Metal specificities and catalytic activities of the two superoxide dismutases of Staphylococcus aureus

Abstract

The superoxide dismutase (SOD) metalloenzymes play a major role in the cellular oxidative stress defence systems of microorganisms including that of an important pathogenic bacterium Staphylococcus aureus. Staphylococcus aureus, unlike other staphylococci, possesses two isozymes of the Fe/Mn-dependent SOD superfamily, designated SodA and SodM, both of which are predicted to utilise manganese as their essential metal cofactor. The two SODs are critical for the resistance to reactive oxygen species (ROS) and contribute to the pathogenicity of S. aureus. The immune system can utilise a Mn-restriction as one of its defence mechanism against pathogens, suggesting a possibility that one of the S. aureus SODs can use another metal in order to overcome this host-imposed Mn-starvation. To clarify the metal requirements of the two S. aureus SODs, the recombinant Fe- and Mnmetalated isoforms of S. aureus SodA and SodM were produced. All four forms were characterised as catalytically active, regardless of utilised metal.
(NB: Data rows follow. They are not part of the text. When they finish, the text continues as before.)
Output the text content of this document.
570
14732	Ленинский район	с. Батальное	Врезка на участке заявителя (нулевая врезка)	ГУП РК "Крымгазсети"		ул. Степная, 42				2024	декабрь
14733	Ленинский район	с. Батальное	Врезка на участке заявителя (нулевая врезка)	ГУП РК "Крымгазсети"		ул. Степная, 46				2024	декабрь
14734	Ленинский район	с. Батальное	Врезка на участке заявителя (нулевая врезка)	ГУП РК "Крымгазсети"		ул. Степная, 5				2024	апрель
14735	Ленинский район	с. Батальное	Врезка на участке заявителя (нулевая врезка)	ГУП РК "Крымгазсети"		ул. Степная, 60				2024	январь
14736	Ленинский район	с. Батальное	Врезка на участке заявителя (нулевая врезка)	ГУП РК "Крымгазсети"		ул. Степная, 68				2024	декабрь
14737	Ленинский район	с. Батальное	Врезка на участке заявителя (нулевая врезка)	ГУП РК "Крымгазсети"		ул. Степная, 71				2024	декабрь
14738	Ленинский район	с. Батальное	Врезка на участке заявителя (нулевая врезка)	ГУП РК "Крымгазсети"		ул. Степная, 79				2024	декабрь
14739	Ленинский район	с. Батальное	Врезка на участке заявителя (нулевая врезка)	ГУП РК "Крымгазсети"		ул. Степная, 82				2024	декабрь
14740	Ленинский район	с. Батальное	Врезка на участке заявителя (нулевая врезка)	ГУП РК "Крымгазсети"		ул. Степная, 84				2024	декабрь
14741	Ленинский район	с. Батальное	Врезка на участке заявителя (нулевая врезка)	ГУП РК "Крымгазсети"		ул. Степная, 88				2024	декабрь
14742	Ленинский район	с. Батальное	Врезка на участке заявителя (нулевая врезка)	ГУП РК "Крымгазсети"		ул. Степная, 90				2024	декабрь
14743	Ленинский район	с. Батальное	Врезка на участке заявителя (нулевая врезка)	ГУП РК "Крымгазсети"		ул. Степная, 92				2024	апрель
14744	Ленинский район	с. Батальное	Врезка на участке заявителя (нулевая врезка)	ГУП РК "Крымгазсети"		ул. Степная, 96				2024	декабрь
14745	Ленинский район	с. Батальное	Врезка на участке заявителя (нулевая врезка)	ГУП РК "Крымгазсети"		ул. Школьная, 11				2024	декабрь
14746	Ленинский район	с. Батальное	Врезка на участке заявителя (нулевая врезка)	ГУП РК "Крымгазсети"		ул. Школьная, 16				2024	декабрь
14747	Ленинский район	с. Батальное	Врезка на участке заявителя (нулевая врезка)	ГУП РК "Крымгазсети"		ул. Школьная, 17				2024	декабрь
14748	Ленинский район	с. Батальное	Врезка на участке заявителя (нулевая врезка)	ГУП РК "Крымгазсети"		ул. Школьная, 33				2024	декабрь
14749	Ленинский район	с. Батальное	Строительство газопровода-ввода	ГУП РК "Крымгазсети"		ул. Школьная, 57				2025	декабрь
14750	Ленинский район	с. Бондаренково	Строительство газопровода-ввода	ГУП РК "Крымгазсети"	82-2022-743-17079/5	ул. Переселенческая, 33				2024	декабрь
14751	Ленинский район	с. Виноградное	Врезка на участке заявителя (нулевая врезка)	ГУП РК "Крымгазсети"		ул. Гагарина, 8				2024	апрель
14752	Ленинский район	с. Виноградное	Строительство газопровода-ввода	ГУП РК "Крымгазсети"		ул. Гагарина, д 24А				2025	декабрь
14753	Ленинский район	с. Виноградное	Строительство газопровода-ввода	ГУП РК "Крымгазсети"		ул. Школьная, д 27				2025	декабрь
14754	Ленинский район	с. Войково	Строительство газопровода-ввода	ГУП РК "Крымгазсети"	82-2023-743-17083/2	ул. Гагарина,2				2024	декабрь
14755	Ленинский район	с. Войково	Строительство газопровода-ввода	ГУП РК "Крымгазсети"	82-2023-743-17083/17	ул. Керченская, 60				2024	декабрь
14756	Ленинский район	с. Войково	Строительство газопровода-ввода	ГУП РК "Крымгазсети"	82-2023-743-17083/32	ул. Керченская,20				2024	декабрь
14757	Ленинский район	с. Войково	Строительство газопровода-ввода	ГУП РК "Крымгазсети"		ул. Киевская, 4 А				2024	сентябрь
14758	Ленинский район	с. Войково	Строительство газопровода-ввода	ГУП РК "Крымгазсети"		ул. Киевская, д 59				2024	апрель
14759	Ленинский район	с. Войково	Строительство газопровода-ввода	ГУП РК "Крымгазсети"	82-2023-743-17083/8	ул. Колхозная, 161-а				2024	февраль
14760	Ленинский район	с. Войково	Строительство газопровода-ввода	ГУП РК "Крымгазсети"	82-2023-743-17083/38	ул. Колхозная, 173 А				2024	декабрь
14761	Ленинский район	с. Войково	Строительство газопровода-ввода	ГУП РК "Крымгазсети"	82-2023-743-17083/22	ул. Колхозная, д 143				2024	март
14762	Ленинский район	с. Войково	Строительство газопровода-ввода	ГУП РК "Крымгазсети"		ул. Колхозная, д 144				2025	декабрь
The relative activity analysis showed that SodA exhibits a strong metal preference of Mn over Fe, whereas SodM presented highly cambialistic properties, i.e. it was equally active with either Mn or Fe. Crystal structures of all four forms of the S. aureus SOD proteins were solved and showed a high level of identity. Structure-based mutagenesis led to the successful swapping of catalytic properties between the two proteins, yielding a Mn-specific SodM and a cambialistic SodA, with no significant change to an overall enzyme architecture. HF-EPR analysis gave insight into the mechanism of metal-specific catalysis of the two enzymes. Phylogenetic analyses suggested the cambialistic SodM originated from a gene duplication of a single, likely Mn-specific SOD, in the common ancestor of all analysed S. aureus isolates. The evolution of SodM to work with both metals could have provided an important adaptation for resisting manganese-starvation during infection. Characterisation of SodM purified directly from S. aureus, as well as studies in an animal model of infection, provided evidence consistent with the hypothesis that the cambialistic SodM contributes to resisting host-imposed metal starvation during S. aureus infection.